Kartendaten für digitale Dienstleistungen sind wichtig für die automobile Zukunft. Foto: HERE.

Kartendaten für digitale Dienstleistungen sind wichtig für die automobile Zukunft. Foto: HERE.

Es sei weder zu erwarten, dass durch das Geschäft andere Autohersteller von Kartendienstleistungen abgeschottet würden, noch sei damit zu rechnen, dass der Here-Konkurrent TomTom den Zugang zu Autounternehmen verliere, begründete das Bundeskartellamt seine Entscheidung.

BMW, Daimler und Audi hatten sich Anfang August mit dem bisherigen Here-Eigentümer Nokia über den Kauf geeinigt. Die Beteiligten bewerten den Kartendienstleister in der Transaktion mit 2,8 Milliarden Euro. Die Autohersteller wollen sich durch die Übernahme den Zugang zu Kartendaten sichern, um in Zukunft das Geschäft mit digitalen Dienstleistungen auszubauen. Die von Here gesammelten Daten gelten zudem als Grundlage, um selbstfahrende Autos entwickeln zu können.

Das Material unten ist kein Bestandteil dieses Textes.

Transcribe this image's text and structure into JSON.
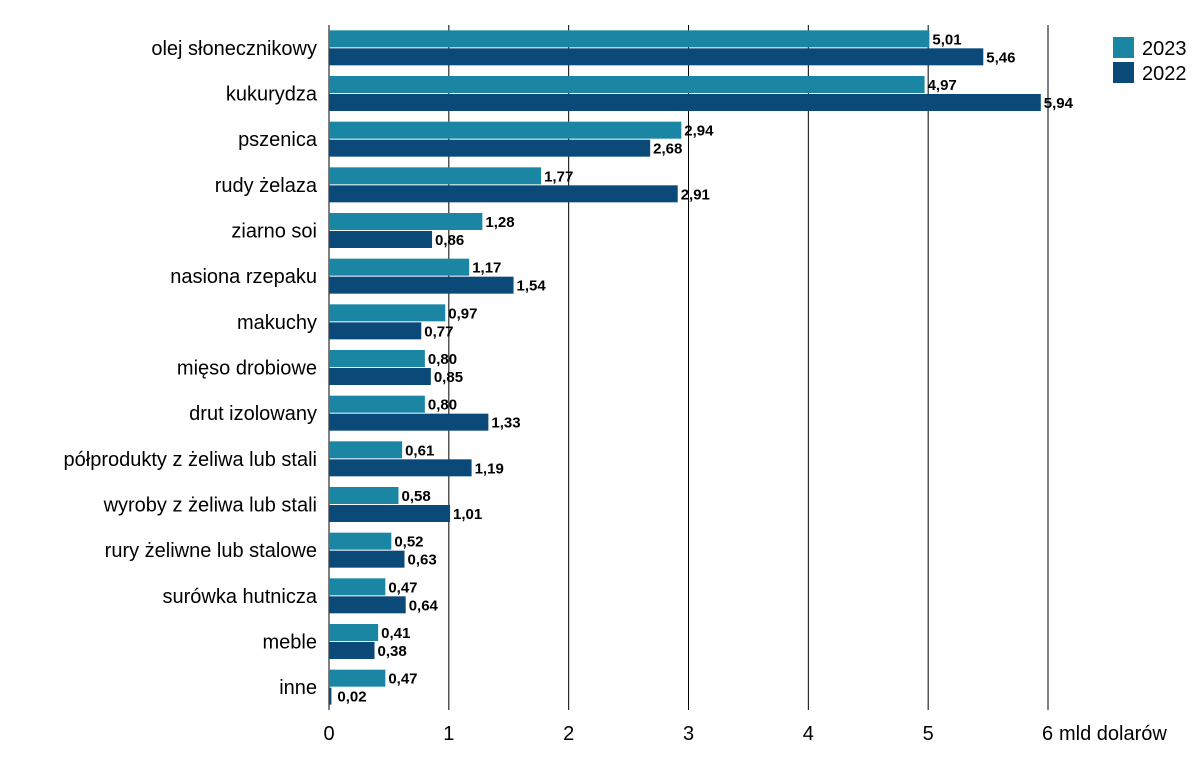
{
  "chart_data": {
    "type": "bar",
    "orientation": "horizontal",
    "title": "",
    "xlabel": "",
    "ylabel": "",
    "xlim": [
      0,
      6
    ],
    "unit_label": "mld dolarów",
    "categories": [
      "olej słonecznikowy",
      "kukurydza",
      "pszenica",
      "rudy żelaza",
      "ziarno soi",
      "nasiona rzepaku",
      "makuchy",
      "mięso drobiowe",
      "drut izolowany",
      "półprodukty z żeliwa lub stali",
      "wyroby z żeliwa lub stali",
      "rury żeliwne lub stalowe",
      "surówka hutnicza",
      "meble",
      "inne"
    ],
    "series": [
      {
        "name": "2023",
        "color": "#1a86a3",
        "values": [
          5.01,
          4.97,
          2.94,
          1.77,
          1.28,
          1.17,
          0.97,
          0.8,
          0.8,
          0.61,
          0.58,
          0.52,
          0.47,
          0.41,
          0.47
        ],
        "value_labels": [
          "5,01",
          "4,97",
          "2,94",
          "1,77",
          "1,28",
          "1,17",
          "0,97",
          "0,80",
          "0,80",
          "0,61",
          "0,58",
          "0,52",
          "0,47",
          "0,41",
          "0,47"
        ]
      },
      {
        "name": "2022",
        "color": "#0b4a78",
        "values": [
          5.46,
          5.94,
          2.68,
          2.91,
          0.86,
          1.54,
          0.77,
          0.85,
          1.33,
          1.19,
          1.01,
          0.63,
          0.64,
          0.38,
          0.02
        ],
        "value_labels": [
          "5,46",
          "5,94",
          "2,68",
          "2,91",
          "0,86",
          "1,54",
          "0,77",
          "0,85",
          "1,33",
          "1,19",
          "1,01",
          "0,63",
          "0,64",
          "0,38",
          "0,02"
        ]
      }
    ],
    "ticks": [
      0,
      1,
      2,
      3,
      4,
      5,
      6
    ],
    "tick_labels": [
      "0",
      "1",
      "2",
      "3",
      "4",
      "5",
      "6"
    ],
    "grid": true,
    "legend_position": "top-right"
  }
}
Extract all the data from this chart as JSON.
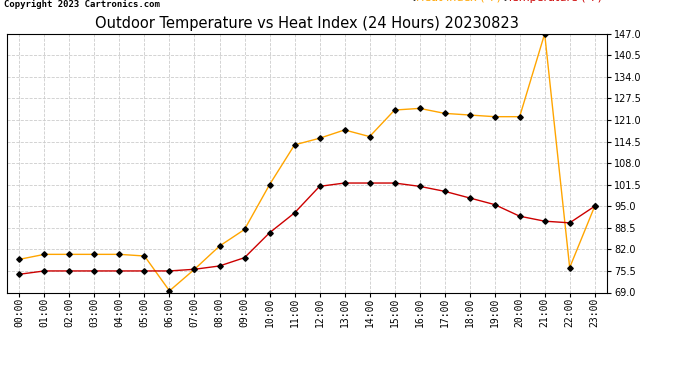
{
  "title": "Outdoor Temperature vs Heat Index (24 Hours) 20230823",
  "copyright": "Copyright 2023 Cartronics.com",
  "legend_heat_index": "Heat Index (°F)",
  "legend_temperature": "Temperature (°F)",
  "hours": [
    "00:00",
    "01:00",
    "02:00",
    "03:00",
    "04:00",
    "05:00",
    "06:00",
    "07:00",
    "08:00",
    "09:00",
    "10:00",
    "11:00",
    "12:00",
    "13:00",
    "14:00",
    "15:00",
    "16:00",
    "17:00",
    "18:00",
    "19:00",
    "20:00",
    "21:00",
    "22:00",
    "23:00"
  ],
  "heat_index": [
    79.0,
    80.5,
    80.5,
    80.5,
    80.5,
    80.0,
    69.5,
    76.0,
    83.0,
    88.0,
    101.5,
    113.5,
    115.5,
    118.0,
    116.0,
    124.0,
    124.5,
    123.0,
    122.5,
    122.0,
    122.0,
    147.0,
    76.5,
    95.0
  ],
  "temperature": [
    74.5,
    75.5,
    75.5,
    75.5,
    75.5,
    75.5,
    75.5,
    76.0,
    77.0,
    79.5,
    87.0,
    93.0,
    101.0,
    102.0,
    102.0,
    102.0,
    101.0,
    99.5,
    97.5,
    95.5,
    92.0,
    90.5,
    90.0,
    95.0
  ],
  "heat_index_color": "#FFA500",
  "temperature_color": "#CC0000",
  "ylim_min": 69.0,
  "ylim_max": 147.0,
  "yticks": [
    69.0,
    75.5,
    82.0,
    88.5,
    95.0,
    101.5,
    108.0,
    114.5,
    121.0,
    127.5,
    134.0,
    140.5,
    147.0
  ],
  "background_color": "#ffffff",
  "grid_color": "#cccccc",
  "title_fontsize": 10.5,
  "tick_fontsize": 7,
  "legend_fontsize": 8,
  "copyright_fontsize": 6.5
}
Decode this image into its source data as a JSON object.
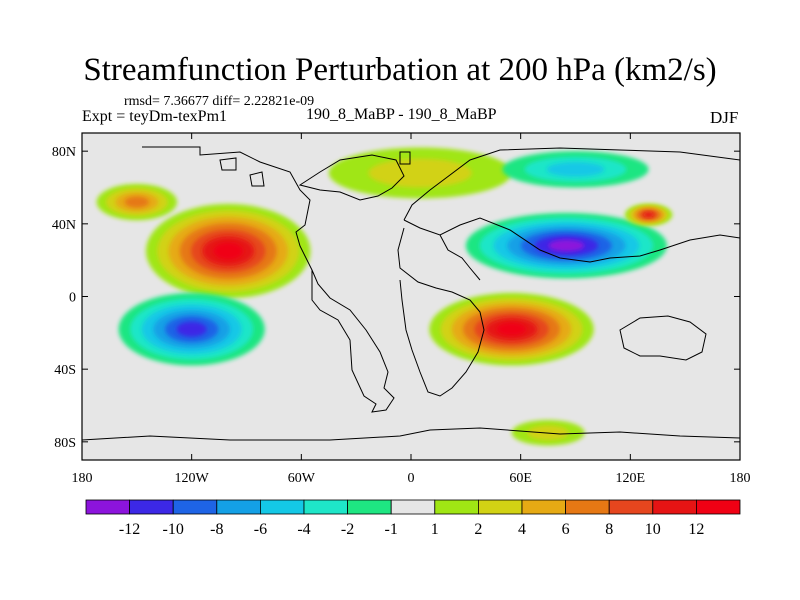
{
  "chart_data": {
    "type": "heatmap",
    "title": "Streamfunction Perturbation at 200 hPa (km2/s)",
    "stats_line": "rmsd= 7.36677 diff= 2.22821e-09",
    "left_label": "Expt = teyDm-texPm1",
    "center_label": "190_8_MaBP - 190_8_MaBP",
    "right_label": "DJF",
    "x_ticks": [
      {
        "value": -180,
        "label": "180"
      },
      {
        "value": -120,
        "label": "120W"
      },
      {
        "value": -60,
        "label": "60W"
      },
      {
        "value": 0,
        "label": "0"
      },
      {
        "value": 60,
        "label": "60E"
      },
      {
        "value": 120,
        "label": "120E"
      },
      {
        "value": 180,
        "label": "180"
      }
    ],
    "y_ticks": [
      {
        "value": 80,
        "label": "80N"
      },
      {
        "value": 40,
        "label": "40N"
      },
      {
        "value": 0,
        "label": "0"
      },
      {
        "value": -40,
        "label": "40S"
      },
      {
        "value": -80,
        "label": "80S"
      }
    ],
    "xlim": [
      -180,
      180
    ],
    "ylim": [
      -90,
      90
    ],
    "levels": [
      "-12",
      "-10",
      "-8",
      "-6",
      "-4",
      "-2",
      "-1",
      "1",
      "2",
      "4",
      "6",
      "8",
      "10",
      "12"
    ],
    "colors": [
      "#8c14dc",
      "#3c28e6",
      "#1e64e6",
      "#14a0e6",
      "#14c8e6",
      "#1ee6c8",
      "#1ee682",
      "#e6e6e6",
      "#a0e614",
      "#d2d214",
      "#e6aa14",
      "#e67814",
      "#e6461e",
      "#e61414",
      "#f00014"
    ],
    "centers": [
      {
        "lon": -100,
        "lat": 25,
        "value": 14,
        "rx": 45,
        "ry": 26
      },
      {
        "lon": -150,
        "lat": 52,
        "value": 7,
        "rx": 22,
        "ry": 10
      },
      {
        "lon": 55,
        "lat": -18,
        "value": 12,
        "rx": 45,
        "ry": 20
      },
      {
        "lon": 75,
        "lat": -75,
        "value": 3,
        "rx": 20,
        "ry": 7
      },
      {
        "lon": 5,
        "lat": 68,
        "value": 3,
        "rx": 50,
        "ry": 14
      },
      {
        "lon": -120,
        "lat": -18,
        "value": -11,
        "rx": 40,
        "ry": 20
      },
      {
        "lon": 85,
        "lat": 28,
        "value": -13,
        "rx": 55,
        "ry": 18
      },
      {
        "lon": 90,
        "lat": 70,
        "value": -5,
        "rx": 40,
        "ry": 10
      },
      {
        "lon": 130,
        "lat": 45,
        "value": 10,
        "rx": 13,
        "ry": 6
      }
    ]
  }
}
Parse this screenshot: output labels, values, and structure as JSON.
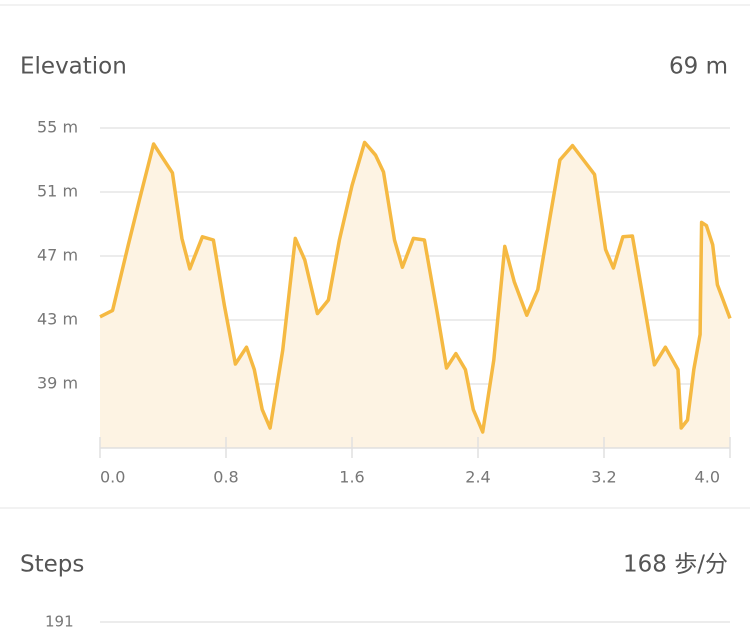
{
  "elevation": {
    "title": "Elevation",
    "value": "69 m"
  },
  "chart_data": {
    "type": "area",
    "x": [
      0,
      0.08,
      0.18,
      0.25,
      0.34,
      0.4,
      0.46,
      0.52,
      0.57,
      0.65,
      0.72,
      0.79,
      0.86,
      0.93,
      0.98,
      1.03,
      1.08,
      1.16,
      1.24,
      1.3,
      1.38,
      1.45,
      1.52,
      1.6,
      1.68,
      1.75,
      1.8,
      1.87,
      1.92,
      1.99,
      2.06,
      2.14,
      2.2,
      2.26,
      2.32,
      2.37,
      2.43,
      2.5,
      2.57,
      2.63,
      2.71,
      2.78,
      2.86,
      2.92,
      3.0,
      3.07,
      3.14,
      3.21,
      3.26,
      3.32,
      3.38,
      3.45,
      3.52,
      3.59,
      3.67,
      3.69,
      3.73,
      3.77,
      3.81,
      3.82,
      3.85,
      3.89,
      3.92,
      4.0
    ],
    "values": [
      43.2,
      43.6,
      47.7,
      50.5,
      54.0,
      53.1,
      52.2,
      48.1,
      46.2,
      48.2,
      48.0,
      43.9,
      40.25,
      41.3,
      39.9,
      37.4,
      36.25,
      41.1,
      48.1,
      46.75,
      43.4,
      44.25,
      48.0,
      51.4,
      54.1,
      53.3,
      52.25,
      48.0,
      46.3,
      48.1,
      48.0,
      43.5,
      40.0,
      40.9,
      39.9,
      37.4,
      36.0,
      40.5,
      47.6,
      45.4,
      43.3,
      44.9,
      49.6,
      53.0,
      53.9,
      53.0,
      52.1,
      47.4,
      46.25,
      48.2,
      48.25,
      44.25,
      40.2,
      41.3,
      39.9,
      36.25,
      36.75,
      39.9,
      42.1,
      49.1,
      48.9,
      47.7,
      45.2,
      43.1
    ],
    "color": "#f5b942",
    "fill": "#fdf3e3",
    "xlim": [
      0,
      4
    ],
    "xticks": [
      {
        "value": 0,
        "label": "0.0"
      },
      0.8,
      1.6,
      2.4,
      3.2,
      {
        "value": 4,
        "label": "4.0"
      }
    ],
    "ylim": [
      35,
      55
    ],
    "yticks": [
      {
        "value": 39,
        "label": "39 m"
      },
      {
        "value": 43,
        "label": "43 m"
      },
      {
        "value": 47,
        "label": "47 m"
      },
      {
        "value": 51,
        "label": "51 m"
      },
      {
        "value": 55,
        "label": "55 m"
      }
    ],
    "grid": true
  },
  "steps": {
    "title": "Steps",
    "value": "168 歩/分",
    "yticks": [
      191
    ]
  }
}
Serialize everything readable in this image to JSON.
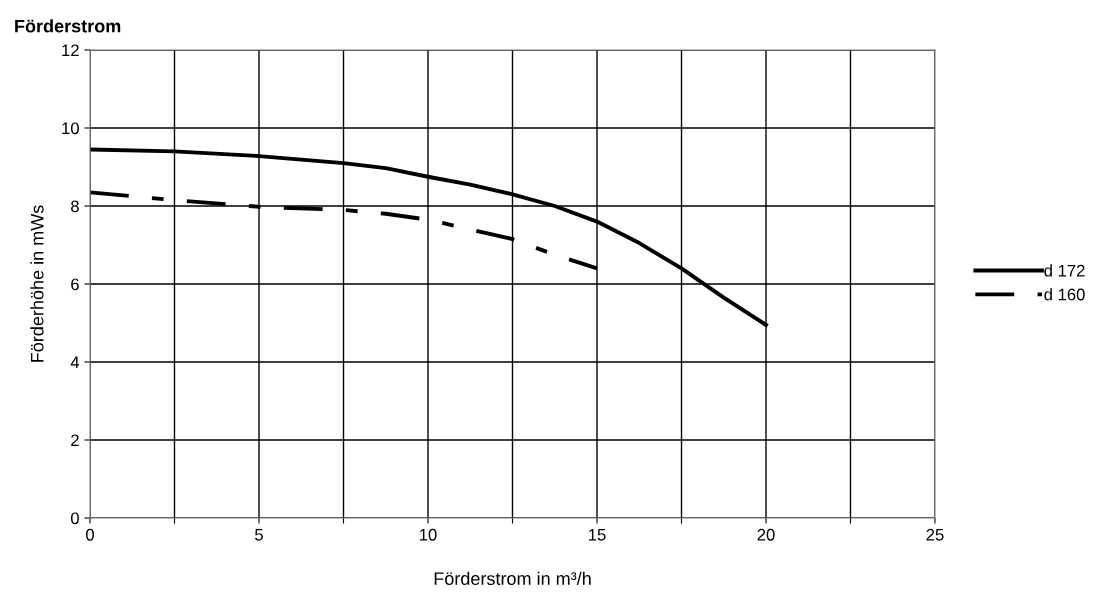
{
  "chart_data": {
    "type": "line",
    "title": "Förderstrom",
    "xlabel": "Förderstrom in m³/h",
    "ylabel": "Förderhöhe in mWs",
    "xlim": [
      0,
      25
    ],
    "ylim": [
      0,
      12
    ],
    "xticks": [
      0,
      {
        "value": 2.5,
        "label": null
      },
      5,
      {
        "value": 7.5,
        "label": null
      },
      10,
      {
        "value": 12.5,
        "label": null
      },
      15,
      {
        "value": 17.5,
        "label": null
      },
      20,
      {
        "value": 22.5,
        "label": null
      },
      25
    ],
    "yticks": [
      0,
      2,
      4,
      6,
      8,
      10,
      12
    ],
    "grid": true,
    "legend": "right",
    "marker": "none",
    "series": [
      {
        "name": "d 172",
        "color": "#000000",
        "line_style": "solid",
        "x": [
          0,
          2.5,
          5,
          7.5,
          8.75,
          10,
          11.25,
          12.5,
          13.75,
          15,
          16.25,
          17.5,
          18.75,
          20
        ],
        "values": [
          9.45,
          9.4,
          9.28,
          9.1,
          8.97,
          8.75,
          8.55,
          8.3,
          8.0,
          7.6,
          7.05,
          6.4,
          5.65,
          4.95
        ]
      },
      {
        "name": "d 160",
        "color": "#000000",
        "line_style": "dashed",
        "x": [
          0,
          2.5,
          5,
          7.5,
          8.75,
          10,
          11.25,
          12.5,
          13.75,
          15
        ],
        "values": [
          8.35,
          8.15,
          7.98,
          7.9,
          7.8,
          7.65,
          7.4,
          7.15,
          6.75,
          6.4
        ]
      }
    ]
  }
}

Der Transaktion müssen weltweit weitere Behörden zustimmen. Nicht völlig ausgeschlossen ist zudem, dass die EU-Kommission die Kartell-Entscheidung über das Geschäft an sich zieht. Die Freigabe erfolge "unter der Maßgabe der deutschen Zuständigkeit", teilte das Bundeskartellamt deshalb mit.